Pretty much today was the second act of my bus ride. This featured a flat tire (more than one, I think), more peeing from the neighbor lady, a "hmph" breakfast, and a much less disorienting arrival. Now that I've ridden each bus company's bus one time each, I feel I can offer the informed opinion that you should take Bariloche and not Crucero del Norte. Unless you prefer bus whiskey to bus wine.
I felt pretty confident about the Retiro station layout, and made for the taxis right away. There was this guy near the taxi who did the following: met me at the headlight of the taxi, took the handle of my suitcase, opened the taxi door, and threw the suitcase into the taxi. Then he started trying to converse with me. "No comprende?" "Perdon?", "No habla", until finally I understood that he wanted a tip for his literal 4 seconds of labor. I gave him the equivalent of a quarter just to avoid making the ol' USA look bad.
Fortunately I had written down all the hotel info along with a sketch of a map, so the taxi driver and I got along great. This weird thing happened: at one point where we didn't move for a series of red lights, I noticed another cab driver right alongside us. He looked EXACTLY like my driver! They even scratched their bald heads the same - with their middle fingers. If I knew Spanish I would have pointed it out and probably offended him somehow.
We got to the hotel. Tipping has become very anxiety-producing for me. You never know what's normal in a foreign country. I thought I remembered reading that you don't tip taxi drivers in Argentina, but I only ever remember to look that up after I get out of a cab. Then I panic about the exchange rate and doing all the math about how to give exactly the right amount. Come to think of it, I don't even know how much to tip an American driver. Or a barber. In the end it never feels right. By the time you read this, I will have forgotten to look it up again.

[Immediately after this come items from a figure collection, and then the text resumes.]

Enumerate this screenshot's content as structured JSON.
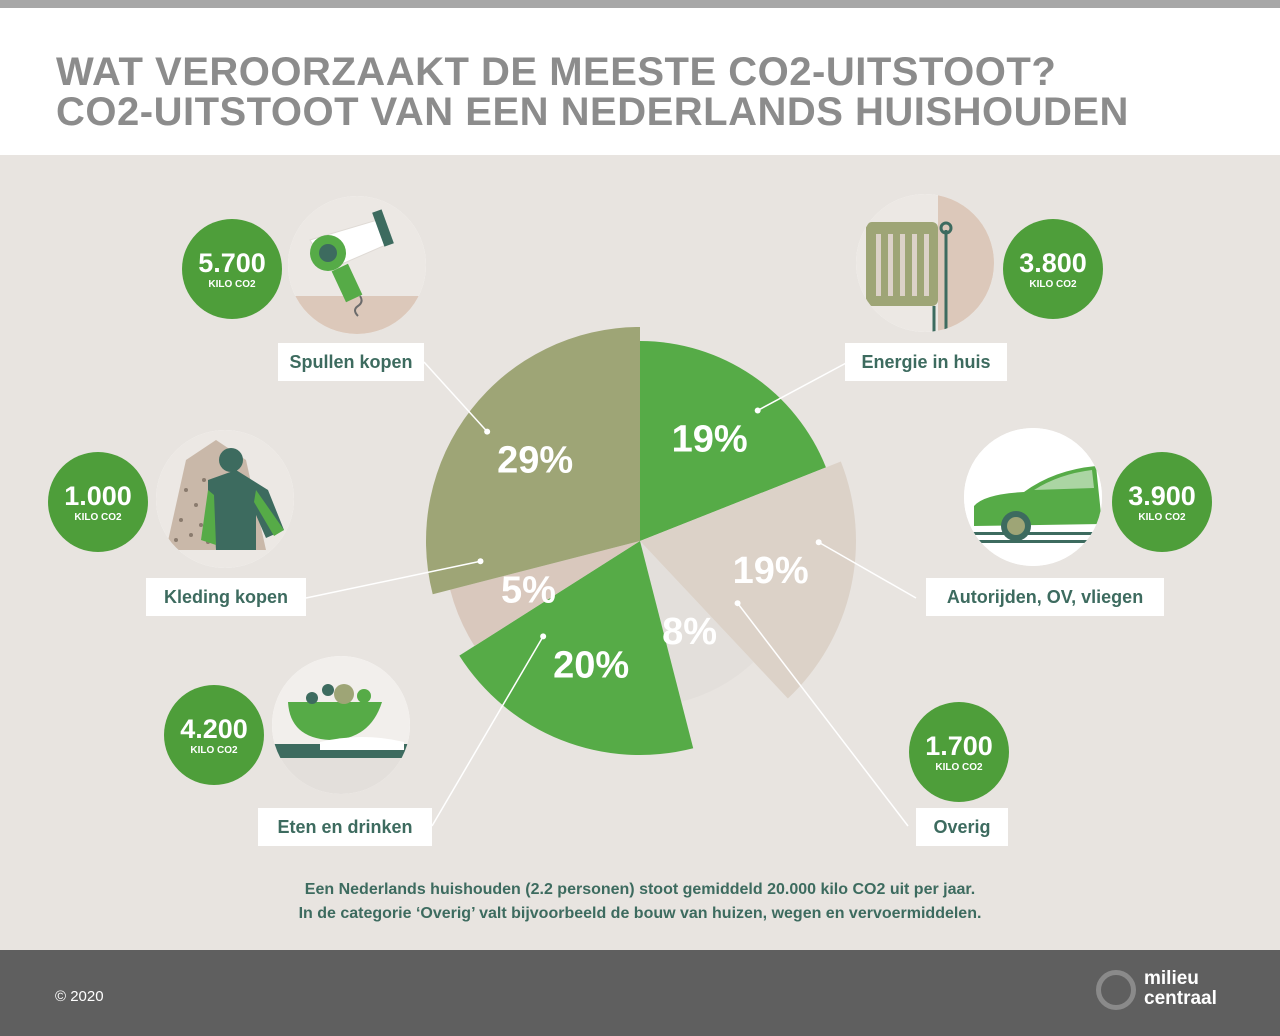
{
  "title": {
    "line1": "WAT VEROORZAAKT DE MEESTE CO2-UITSTOOT?",
    "line2": "CO2-UITSTOOT VAN EEN NEDERLANDS HUISHOUDEN"
  },
  "colors": {
    "green": "#4e9e3a",
    "bright_green": "#56ab47",
    "olive": "#9ea576",
    "beige": "#dcd2c8",
    "light_beige": "#e3dfdb",
    "pale_beige": "#d9c8bd",
    "dark_teal": "#3d6b5f",
    "background": "#e8e4e0"
  },
  "chart_data": {
    "type": "pie",
    "title": "CO2-UITSTOOT VAN EEN NEDERLANDS HUISHOUDEN",
    "slices": [
      {
        "category": "Energie in huis",
        "percent": 19,
        "label": "19%",
        "kilo": "3.800",
        "unit": "KILO CO2",
        "color": "#56ab47"
      },
      {
        "category": "Autorijden, OV, vliegen",
        "percent": 19,
        "label": "19%",
        "kilo": "3.900",
        "unit": "KILO CO2",
        "color": "#dcd2c8"
      },
      {
        "category": "Overig",
        "percent": 8,
        "label": "8%",
        "kilo": "1.700",
        "unit": "KILO CO2",
        "color": "#e3dfdb"
      },
      {
        "category": "Eten en drinken",
        "percent": 20,
        "label": "20%",
        "kilo": "4.200",
        "unit": "KILO CO2",
        "color": "#56ab47"
      },
      {
        "category": "Kleding kopen",
        "percent": 5,
        "label": "5%",
        "kilo": "1.000",
        "unit": "KILO CO2",
        "color": "#d9c8bd"
      },
      {
        "category": "Spullen kopen",
        "percent": 29,
        "label": "29%",
        "kilo": "5.700",
        "unit": "KILO CO2",
        "color": "#9ea576"
      }
    ]
  },
  "icons": {
    "spullen": "hairdryer-icon",
    "energie": "radiator-icon",
    "kleding": "clothing-icon",
    "auto": "car-icon",
    "eten": "salad-bowl-icon"
  },
  "note": {
    "line1": "Een Nederlands huishouden (2.2 personen) stoot gemiddeld 20.000 kilo CO2 uit per jaar.",
    "line2": "In de categorie ‘Overig’ valt bijvoorbeeld de bouw van huizen, wegen en vervoermiddelen."
  },
  "footer": {
    "copyright": "© 2020",
    "logo_line1": "milieu",
    "logo_line2": "centraal"
  }
}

The hotel I'm at is great! I got one of those polite hug/kiss-on-cheek greetings from the (thank god) lady who let me in the front gate. She was extremely friendly and spoke great English. This is called the Lola House. It was a last minute choice after the hotel I originally booked decided to shut down a few days before I left the US. I think it may have been for the best since that hotel was only $30 a night, and might have been worth the money.
I took a walk around the block and, well, I had 2 first impressions: dog crap and graffiti. They are in alarming abundance here - at least the immediate area I'm in. Is there some correlation? I can't read it, so maybe all the graffiti is complaining about the dog crap. Or the dogs are objecting to the opinions expressed in the graffiti. I'll need to learn Spanish or Dog to find out the whole story.
I decided to try an empanada, since I think it has something specifically to do with Argentina or even just Buenos Aires. I'm not sure. They were good, but based on this one experience it seems like an empanada is basically a Hot Pocket. Freshly made and good, but pretty much a Hot Pocket. Mine came with a special prize: leaking all over the pair of pants that I had just put on for the first time not half an hour before! Ole!
After that I went to the Valhalla of all traveling cheap bastards: the supermarket! I am my mother's son, and I eat primarily from establishments with at least 8 cash registers. I actually think it's very important to visit a grocery store when traveling. It's a huge clue into a country's culture. Think about it: what could be more indicative of your daily life besides what you put in your shopping cart? Case in point: in this store, the wine section was four times the size of the cereal aisle. As a cereal connoisseur and a wine dilettante, I found this highly significant.
As I write this, I am digesting the results of that excursion. My first two - THAT'S RIGHT TWO - bananas since arriving here. You read that right! Was this not a banana republic at one point? I expected the streets of South America to be paved with bananas! But - another surprise - there were hardly any bananas at all in the store! They were outnumbered by friggin' KIWIS, by Jove!
One last culture shock for the evening: I was expected to have weighed my bananas before putting them in my cart. I wanted to say: "SORRY. In AMERICA we have cash registers that weigh your bananas FOR you." But thankfully I couldn't say it in Spanish and also I'm a wuss.